Dodd from the Mayo Clinic says she has received some criticism regarding her study. That people who exhibited such behavior on Mirapex made decisions and must account for their actions. It's the typical you-make-your-bed-you-lie-in-it argument.

"I believe people have free will," Dodd contends, "but I also believe people are driven to do things that they're not necessarily wanting to do."

Dr. Timothy Fong, associate professor of psychology at UCLA's Neuropsychiatric Institute, likens Mirapex to cocaine, which "releases a huge outpouring of dopamine levels," thereby causing an intense heightening in the brain's pleasure senses. Mirapex, he says, "increases the sensitivity of dopamine receptors," creating a similar sense of euphoria.

The Dodd and Stacy studies likely won't lead to new frontiers in understanding Parkinson's disease. But experts such as Fong say they "open a window into the world of addictions in general."
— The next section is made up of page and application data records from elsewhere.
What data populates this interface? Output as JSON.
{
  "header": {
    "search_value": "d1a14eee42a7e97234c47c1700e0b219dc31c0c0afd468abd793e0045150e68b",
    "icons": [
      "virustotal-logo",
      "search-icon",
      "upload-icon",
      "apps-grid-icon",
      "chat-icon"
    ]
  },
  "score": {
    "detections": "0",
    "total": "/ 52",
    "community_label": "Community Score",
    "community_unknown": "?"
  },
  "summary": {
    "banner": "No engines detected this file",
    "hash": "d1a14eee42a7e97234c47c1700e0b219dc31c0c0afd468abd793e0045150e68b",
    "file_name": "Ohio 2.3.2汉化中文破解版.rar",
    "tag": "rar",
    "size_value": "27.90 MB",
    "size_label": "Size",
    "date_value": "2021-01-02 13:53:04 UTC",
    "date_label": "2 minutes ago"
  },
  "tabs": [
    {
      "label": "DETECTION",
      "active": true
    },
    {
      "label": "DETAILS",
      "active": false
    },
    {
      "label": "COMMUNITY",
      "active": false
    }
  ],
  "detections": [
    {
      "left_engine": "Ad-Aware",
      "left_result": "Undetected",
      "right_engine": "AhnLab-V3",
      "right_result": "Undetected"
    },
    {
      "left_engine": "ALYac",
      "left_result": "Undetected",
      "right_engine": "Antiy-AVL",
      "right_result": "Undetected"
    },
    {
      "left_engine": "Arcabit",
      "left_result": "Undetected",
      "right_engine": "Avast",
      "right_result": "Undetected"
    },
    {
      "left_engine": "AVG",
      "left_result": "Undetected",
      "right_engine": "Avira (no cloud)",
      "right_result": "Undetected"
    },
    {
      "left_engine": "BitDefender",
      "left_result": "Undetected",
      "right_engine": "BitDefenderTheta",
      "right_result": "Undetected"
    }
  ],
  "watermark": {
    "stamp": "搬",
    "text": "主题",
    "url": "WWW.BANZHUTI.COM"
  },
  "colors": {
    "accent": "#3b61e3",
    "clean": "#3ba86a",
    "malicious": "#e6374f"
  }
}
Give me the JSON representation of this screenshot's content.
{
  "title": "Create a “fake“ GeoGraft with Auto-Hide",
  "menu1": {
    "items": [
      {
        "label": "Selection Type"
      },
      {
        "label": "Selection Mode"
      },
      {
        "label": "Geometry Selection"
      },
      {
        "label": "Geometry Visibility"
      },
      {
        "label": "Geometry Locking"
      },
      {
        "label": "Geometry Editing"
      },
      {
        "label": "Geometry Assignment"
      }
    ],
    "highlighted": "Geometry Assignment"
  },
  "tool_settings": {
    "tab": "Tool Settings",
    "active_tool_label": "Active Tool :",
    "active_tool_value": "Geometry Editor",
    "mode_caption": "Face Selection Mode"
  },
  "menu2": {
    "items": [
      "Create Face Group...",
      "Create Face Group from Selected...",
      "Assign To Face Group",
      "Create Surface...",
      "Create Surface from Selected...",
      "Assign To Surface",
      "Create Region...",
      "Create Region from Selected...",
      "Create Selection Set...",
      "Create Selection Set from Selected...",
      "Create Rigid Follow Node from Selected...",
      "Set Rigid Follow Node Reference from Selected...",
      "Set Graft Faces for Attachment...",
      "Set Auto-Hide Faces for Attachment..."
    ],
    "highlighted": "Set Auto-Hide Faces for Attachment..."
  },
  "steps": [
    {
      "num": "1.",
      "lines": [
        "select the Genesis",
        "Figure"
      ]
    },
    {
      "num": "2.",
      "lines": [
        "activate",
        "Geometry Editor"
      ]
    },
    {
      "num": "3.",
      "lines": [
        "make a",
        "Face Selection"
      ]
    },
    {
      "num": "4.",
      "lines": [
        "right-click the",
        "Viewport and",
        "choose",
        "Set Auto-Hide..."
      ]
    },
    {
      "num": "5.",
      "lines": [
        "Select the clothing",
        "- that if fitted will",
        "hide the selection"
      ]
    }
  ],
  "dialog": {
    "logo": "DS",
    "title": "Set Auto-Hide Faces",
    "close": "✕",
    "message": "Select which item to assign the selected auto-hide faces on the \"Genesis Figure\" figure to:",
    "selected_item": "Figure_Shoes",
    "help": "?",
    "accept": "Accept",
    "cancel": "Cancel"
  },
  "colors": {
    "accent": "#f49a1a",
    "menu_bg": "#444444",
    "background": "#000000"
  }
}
"These people were chemically induced to have compulsive behavior," says Fong, who is also co-director of UCLA's Gambling Studies Program. "When we can manipulate that kind of chemical, then we can really begin to understand compulsive behavior."

Fong says that researchers are now seeking to understand why some people suffer these side effects on Mirapex, while others do not. In the meantime, he hopes the studies help to legitimize pathological gambling as a psychiatric disorder in the eyes of the federal and state governments -- which provide scant funding to treat and research the illness.

"Behavioral addictions are not bullshit," Fong says. "They can be neurobiologically driven."

Back at Sam Houston Race Park, Wayne Kanuch complains of feeling claustrophobic. He says his stomach is in knots.

A man takes him by the arm, asks where he's been, why he doesn't come around anymore. Kanuch shrugs and turns away.

Kanuch walks outside to the track, passes a barbecue stand and leans against a metal fence.

"Right now the idea of gambling is foreign to me," he says. "I have no interest in it."

Kanuch hasn't gambled since he was taken off Mirapex a couple of months ago. His libido, too, has returned to normal. This is affirmed by people close to him.

"The change in him has been astounding," says Tammie Davenport, a friend. "He thinks more clearly, more rationally. He thinks, period."

Today Kanuch is homeless. He crashes some nights at Davenport's home, others at his girlfriend's place in Katy. His unemployment checks have run out. He's had no health insurance since last June, and relies on the nonprofit Houston Area Parkinson Society for free Parkinson's medication. He lives on food stamps and small loans from friends.

Kanuch remains haunted by his experiences from the last few years. But he's fueled by a desire to help people. Poverty has humbled him, reminding him of his youth spent in a public housing project in Austin.

He's dedicated to regaining his self-respect, a meaningful job, forgiveness from friends and lovers. In short, he wants his life back.

"I feel ashamed of much of the stuff I've done," he says. "I'm ashamed of having been a gambler. I'm ashamed of having been persistently sexually compulsed to do things. I'm ashamed of my job performance."

He's particularly troubled by the attempted rape, which he "vaguely remember[s]."

"I was cold, I was hurting," he says. "I was desiring warmth and human touch."

Many friends have turned their backs on Kanuch. They accuse him of making up excuses for his behavior.

He's tried to respond to their skepticism. To explain what it was like being on Mirapex. But he can't find the words to persuade them.

He hasn't yet been able to forgive himself for his behavior. But he trusts that will happen over time.

"I don't feel entirely responsible," Kanuch says. "I was being changed by something out of my control."